After the financial implosion of 2008, the world sank into the deepest recession since the 1930s. Hard Times asks what this has done to two rich but vastly unequal societies: Britain and the United States. Exploiting an array of data and striking interviews with those affected, Tom Clark documents how misadventures in the towers of high finance cascaded down to the streets below. Everything from PTA membership to sales of playing cards dived during the Great Depression; this compelling book traces the Great Recession’s path through our own times, uncovering a drop in life satisfaction, frayed community connections and changing patterns of suicide. In every case, the toll is greater in poor neighbourhoods, due not only to unemployment, but also to the precarious, unreliable jobs proliferating in the recovery. As austerity redoubles the hardship, this book’s new analysis suggests scarring that will blight individual and family life for years to come.

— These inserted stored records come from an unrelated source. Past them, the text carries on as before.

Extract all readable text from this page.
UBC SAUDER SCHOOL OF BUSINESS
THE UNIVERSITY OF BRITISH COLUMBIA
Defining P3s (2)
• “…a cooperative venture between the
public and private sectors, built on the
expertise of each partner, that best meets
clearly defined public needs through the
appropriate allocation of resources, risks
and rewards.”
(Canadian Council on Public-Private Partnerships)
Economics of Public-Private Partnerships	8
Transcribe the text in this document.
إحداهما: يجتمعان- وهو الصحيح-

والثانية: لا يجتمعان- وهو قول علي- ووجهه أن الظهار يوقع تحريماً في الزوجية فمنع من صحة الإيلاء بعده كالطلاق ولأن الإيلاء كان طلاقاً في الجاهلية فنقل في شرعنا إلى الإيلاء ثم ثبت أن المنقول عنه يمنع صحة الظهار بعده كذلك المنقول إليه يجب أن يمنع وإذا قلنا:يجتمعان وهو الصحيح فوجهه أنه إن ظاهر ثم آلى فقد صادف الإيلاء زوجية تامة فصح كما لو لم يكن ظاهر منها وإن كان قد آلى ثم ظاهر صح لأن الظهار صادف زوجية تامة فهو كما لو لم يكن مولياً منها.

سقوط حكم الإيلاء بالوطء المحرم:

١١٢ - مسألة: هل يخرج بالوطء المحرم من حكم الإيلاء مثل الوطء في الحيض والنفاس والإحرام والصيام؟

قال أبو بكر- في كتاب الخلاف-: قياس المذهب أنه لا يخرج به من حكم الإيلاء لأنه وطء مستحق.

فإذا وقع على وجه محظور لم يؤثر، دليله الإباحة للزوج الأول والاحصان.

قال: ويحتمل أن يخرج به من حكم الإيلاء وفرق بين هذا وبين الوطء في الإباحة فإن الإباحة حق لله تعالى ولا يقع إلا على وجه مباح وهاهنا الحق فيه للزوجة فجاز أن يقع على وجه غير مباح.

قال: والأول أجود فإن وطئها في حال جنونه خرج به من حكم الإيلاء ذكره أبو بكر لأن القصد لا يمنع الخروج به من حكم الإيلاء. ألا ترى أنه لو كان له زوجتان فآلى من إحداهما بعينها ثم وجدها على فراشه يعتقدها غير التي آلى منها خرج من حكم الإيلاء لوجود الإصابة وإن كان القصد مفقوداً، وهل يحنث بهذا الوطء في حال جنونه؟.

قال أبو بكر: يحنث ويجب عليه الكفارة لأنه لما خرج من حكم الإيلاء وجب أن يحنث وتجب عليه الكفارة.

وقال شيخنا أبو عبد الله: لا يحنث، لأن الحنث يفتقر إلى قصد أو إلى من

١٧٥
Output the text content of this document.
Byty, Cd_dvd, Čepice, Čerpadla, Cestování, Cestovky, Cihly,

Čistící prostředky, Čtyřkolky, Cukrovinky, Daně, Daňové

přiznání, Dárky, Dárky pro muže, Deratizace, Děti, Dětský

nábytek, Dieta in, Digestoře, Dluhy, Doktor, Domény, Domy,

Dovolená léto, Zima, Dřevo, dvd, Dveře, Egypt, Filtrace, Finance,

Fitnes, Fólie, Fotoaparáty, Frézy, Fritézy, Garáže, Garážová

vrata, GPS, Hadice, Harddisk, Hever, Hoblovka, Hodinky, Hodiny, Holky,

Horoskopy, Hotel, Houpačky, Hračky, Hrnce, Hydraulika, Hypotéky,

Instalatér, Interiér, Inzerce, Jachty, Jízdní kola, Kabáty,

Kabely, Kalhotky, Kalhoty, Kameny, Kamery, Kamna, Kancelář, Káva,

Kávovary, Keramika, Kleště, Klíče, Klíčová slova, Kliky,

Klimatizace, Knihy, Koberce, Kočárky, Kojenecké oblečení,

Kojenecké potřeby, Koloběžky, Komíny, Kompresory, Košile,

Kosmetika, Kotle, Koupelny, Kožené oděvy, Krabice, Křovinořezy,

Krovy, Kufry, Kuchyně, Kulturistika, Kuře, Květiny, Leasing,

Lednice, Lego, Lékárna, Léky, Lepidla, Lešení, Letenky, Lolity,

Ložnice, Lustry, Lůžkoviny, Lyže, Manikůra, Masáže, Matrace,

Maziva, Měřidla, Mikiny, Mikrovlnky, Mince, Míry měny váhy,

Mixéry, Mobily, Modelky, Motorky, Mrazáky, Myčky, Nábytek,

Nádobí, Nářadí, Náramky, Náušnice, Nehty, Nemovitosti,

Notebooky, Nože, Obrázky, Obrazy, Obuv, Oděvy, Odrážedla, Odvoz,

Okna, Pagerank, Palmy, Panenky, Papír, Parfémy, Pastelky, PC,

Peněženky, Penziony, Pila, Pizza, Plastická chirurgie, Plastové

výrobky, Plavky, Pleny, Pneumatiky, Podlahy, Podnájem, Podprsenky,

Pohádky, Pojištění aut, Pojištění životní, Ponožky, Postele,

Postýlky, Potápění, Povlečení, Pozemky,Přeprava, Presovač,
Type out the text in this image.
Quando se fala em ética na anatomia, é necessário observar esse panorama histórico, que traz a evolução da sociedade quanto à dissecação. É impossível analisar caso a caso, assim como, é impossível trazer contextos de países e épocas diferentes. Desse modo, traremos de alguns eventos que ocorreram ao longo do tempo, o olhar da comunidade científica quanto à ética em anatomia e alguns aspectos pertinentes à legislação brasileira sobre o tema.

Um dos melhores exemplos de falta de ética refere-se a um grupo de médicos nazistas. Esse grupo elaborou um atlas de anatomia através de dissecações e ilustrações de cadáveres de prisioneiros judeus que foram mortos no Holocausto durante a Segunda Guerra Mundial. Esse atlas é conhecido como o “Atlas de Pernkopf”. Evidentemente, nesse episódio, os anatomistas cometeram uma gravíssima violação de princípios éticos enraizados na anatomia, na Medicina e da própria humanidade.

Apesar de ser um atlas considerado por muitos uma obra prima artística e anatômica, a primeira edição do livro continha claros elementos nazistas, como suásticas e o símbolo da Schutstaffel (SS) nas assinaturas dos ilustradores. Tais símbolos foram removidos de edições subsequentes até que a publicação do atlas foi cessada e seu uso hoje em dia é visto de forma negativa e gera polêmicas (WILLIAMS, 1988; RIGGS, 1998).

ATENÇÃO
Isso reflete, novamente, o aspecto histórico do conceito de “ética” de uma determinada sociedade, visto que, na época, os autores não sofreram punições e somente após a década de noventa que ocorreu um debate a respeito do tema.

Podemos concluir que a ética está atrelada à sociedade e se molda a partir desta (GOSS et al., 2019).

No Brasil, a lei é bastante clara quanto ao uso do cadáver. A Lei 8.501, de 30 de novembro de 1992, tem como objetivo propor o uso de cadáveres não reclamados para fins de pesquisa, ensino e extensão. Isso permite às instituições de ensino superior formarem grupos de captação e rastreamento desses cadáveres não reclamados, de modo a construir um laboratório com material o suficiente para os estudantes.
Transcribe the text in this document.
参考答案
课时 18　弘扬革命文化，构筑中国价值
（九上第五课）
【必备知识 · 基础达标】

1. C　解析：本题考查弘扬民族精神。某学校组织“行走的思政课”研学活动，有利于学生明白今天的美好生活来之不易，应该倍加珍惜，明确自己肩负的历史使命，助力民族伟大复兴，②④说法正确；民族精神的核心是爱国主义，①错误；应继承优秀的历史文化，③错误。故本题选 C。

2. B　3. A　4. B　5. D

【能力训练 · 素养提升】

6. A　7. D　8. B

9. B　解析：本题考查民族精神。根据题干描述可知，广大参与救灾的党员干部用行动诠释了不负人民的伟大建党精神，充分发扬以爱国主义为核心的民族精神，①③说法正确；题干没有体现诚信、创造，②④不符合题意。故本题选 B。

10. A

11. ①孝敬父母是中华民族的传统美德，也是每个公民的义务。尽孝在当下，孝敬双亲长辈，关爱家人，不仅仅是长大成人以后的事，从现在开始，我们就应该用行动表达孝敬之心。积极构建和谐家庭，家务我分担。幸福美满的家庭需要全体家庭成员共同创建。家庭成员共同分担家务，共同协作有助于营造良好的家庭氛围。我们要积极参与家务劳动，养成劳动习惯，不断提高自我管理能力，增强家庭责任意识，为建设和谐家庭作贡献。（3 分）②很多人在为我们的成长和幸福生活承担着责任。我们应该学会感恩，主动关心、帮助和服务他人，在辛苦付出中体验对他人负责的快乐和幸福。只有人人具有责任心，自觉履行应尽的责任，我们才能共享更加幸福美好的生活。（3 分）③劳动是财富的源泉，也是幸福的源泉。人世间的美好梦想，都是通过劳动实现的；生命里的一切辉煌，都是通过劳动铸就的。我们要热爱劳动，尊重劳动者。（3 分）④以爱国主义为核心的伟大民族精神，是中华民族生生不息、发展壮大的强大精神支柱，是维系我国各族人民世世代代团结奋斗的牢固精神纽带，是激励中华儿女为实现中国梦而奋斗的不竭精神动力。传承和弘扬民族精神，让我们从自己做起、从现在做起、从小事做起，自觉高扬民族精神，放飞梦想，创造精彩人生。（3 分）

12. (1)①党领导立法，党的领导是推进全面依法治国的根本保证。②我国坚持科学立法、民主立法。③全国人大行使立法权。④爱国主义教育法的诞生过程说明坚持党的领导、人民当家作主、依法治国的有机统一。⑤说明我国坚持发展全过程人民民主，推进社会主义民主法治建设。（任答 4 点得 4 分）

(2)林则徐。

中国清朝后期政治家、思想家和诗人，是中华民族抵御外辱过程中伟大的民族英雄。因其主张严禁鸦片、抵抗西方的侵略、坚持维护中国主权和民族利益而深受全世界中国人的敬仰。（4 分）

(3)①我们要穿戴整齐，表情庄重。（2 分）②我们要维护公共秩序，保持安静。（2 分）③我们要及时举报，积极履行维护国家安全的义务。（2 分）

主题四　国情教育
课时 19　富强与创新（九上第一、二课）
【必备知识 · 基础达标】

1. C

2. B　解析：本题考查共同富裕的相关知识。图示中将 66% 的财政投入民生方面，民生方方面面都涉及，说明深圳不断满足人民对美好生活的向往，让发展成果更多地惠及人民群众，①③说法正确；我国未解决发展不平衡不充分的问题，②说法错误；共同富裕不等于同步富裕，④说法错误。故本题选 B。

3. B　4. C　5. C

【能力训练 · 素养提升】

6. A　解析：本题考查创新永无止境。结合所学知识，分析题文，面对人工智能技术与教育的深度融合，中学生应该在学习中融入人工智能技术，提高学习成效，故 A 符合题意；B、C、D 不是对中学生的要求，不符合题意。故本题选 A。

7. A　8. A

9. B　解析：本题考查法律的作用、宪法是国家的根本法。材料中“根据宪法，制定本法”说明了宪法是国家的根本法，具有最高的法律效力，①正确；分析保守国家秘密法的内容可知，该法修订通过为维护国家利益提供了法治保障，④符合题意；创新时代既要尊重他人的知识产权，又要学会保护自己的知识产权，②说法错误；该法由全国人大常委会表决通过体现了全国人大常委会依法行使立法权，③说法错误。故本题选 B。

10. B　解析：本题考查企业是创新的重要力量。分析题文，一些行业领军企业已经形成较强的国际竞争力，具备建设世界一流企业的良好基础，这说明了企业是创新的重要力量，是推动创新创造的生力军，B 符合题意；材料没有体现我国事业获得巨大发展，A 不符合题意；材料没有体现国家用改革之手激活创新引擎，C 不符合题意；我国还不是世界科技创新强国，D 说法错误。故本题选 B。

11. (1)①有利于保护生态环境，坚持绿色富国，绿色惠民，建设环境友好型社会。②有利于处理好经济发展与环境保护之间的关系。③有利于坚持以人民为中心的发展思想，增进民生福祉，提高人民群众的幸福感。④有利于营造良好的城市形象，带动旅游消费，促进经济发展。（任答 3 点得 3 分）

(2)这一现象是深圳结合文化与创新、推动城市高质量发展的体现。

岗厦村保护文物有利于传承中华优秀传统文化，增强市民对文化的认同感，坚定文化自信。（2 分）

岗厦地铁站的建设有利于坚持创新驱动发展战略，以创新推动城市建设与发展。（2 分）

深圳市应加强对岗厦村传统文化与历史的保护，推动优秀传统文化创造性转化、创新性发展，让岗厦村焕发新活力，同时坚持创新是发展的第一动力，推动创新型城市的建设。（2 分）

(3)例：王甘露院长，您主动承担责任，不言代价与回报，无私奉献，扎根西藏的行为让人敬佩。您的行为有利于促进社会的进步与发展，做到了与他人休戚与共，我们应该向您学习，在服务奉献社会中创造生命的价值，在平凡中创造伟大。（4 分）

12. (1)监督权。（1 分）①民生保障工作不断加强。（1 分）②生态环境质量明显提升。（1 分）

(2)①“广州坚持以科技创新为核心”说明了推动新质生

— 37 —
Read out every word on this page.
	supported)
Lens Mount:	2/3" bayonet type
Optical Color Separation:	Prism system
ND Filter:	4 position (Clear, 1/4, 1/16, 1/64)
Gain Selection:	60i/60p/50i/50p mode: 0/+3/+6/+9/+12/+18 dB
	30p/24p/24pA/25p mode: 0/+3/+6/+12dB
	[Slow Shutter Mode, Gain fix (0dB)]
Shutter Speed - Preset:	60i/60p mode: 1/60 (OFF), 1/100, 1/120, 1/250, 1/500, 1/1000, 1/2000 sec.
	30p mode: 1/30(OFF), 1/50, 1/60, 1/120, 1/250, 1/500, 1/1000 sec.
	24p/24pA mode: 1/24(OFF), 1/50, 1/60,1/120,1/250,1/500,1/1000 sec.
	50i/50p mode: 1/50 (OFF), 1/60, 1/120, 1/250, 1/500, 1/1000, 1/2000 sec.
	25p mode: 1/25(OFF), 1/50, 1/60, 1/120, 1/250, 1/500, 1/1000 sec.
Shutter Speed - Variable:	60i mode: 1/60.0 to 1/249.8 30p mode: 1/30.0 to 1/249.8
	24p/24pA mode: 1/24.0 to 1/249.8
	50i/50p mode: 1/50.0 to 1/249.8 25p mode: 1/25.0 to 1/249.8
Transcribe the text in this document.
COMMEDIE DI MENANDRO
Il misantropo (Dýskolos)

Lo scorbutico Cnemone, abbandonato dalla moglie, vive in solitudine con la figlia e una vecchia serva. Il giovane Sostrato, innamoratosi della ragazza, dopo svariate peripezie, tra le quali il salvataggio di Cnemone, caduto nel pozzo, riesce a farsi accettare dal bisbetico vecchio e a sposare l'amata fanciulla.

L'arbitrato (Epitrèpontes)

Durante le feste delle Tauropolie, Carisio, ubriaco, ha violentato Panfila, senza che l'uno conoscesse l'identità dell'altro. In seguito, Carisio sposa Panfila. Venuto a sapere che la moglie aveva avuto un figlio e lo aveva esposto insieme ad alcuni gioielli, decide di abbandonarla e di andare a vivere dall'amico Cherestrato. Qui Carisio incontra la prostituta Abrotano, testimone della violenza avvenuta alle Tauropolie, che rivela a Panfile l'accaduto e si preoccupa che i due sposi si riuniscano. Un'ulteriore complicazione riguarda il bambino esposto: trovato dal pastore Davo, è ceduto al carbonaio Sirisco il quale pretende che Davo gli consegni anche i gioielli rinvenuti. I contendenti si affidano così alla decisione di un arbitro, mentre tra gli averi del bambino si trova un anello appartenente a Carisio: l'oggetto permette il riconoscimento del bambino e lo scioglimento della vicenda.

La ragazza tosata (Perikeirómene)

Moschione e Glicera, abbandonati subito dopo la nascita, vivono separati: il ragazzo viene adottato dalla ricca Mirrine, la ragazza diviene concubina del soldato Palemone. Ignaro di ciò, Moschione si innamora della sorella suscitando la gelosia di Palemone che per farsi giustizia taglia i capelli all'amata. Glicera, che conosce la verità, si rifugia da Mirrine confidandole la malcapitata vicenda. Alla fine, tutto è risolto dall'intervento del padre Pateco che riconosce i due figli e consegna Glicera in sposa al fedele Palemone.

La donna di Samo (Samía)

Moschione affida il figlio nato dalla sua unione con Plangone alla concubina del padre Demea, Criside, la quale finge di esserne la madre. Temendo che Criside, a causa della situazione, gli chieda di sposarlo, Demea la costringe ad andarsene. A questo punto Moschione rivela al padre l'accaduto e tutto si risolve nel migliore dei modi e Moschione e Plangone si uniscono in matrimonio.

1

Over a third of a century, the gap between rich and poor has steadily widened; with the crisis, this economic divide has deepened into a societal schism. Public opinion has polarised in parallel, poisoning politics, and leaving the victims of recession divided and powerless. In more prosperous neighbourhoods the slump might soon be forgotten, but this urgent, authoritative book pulls the scales of complacency from our eyes. It cannot be missed by anyone who yearns for a healthier, happier and less divided tomorrow.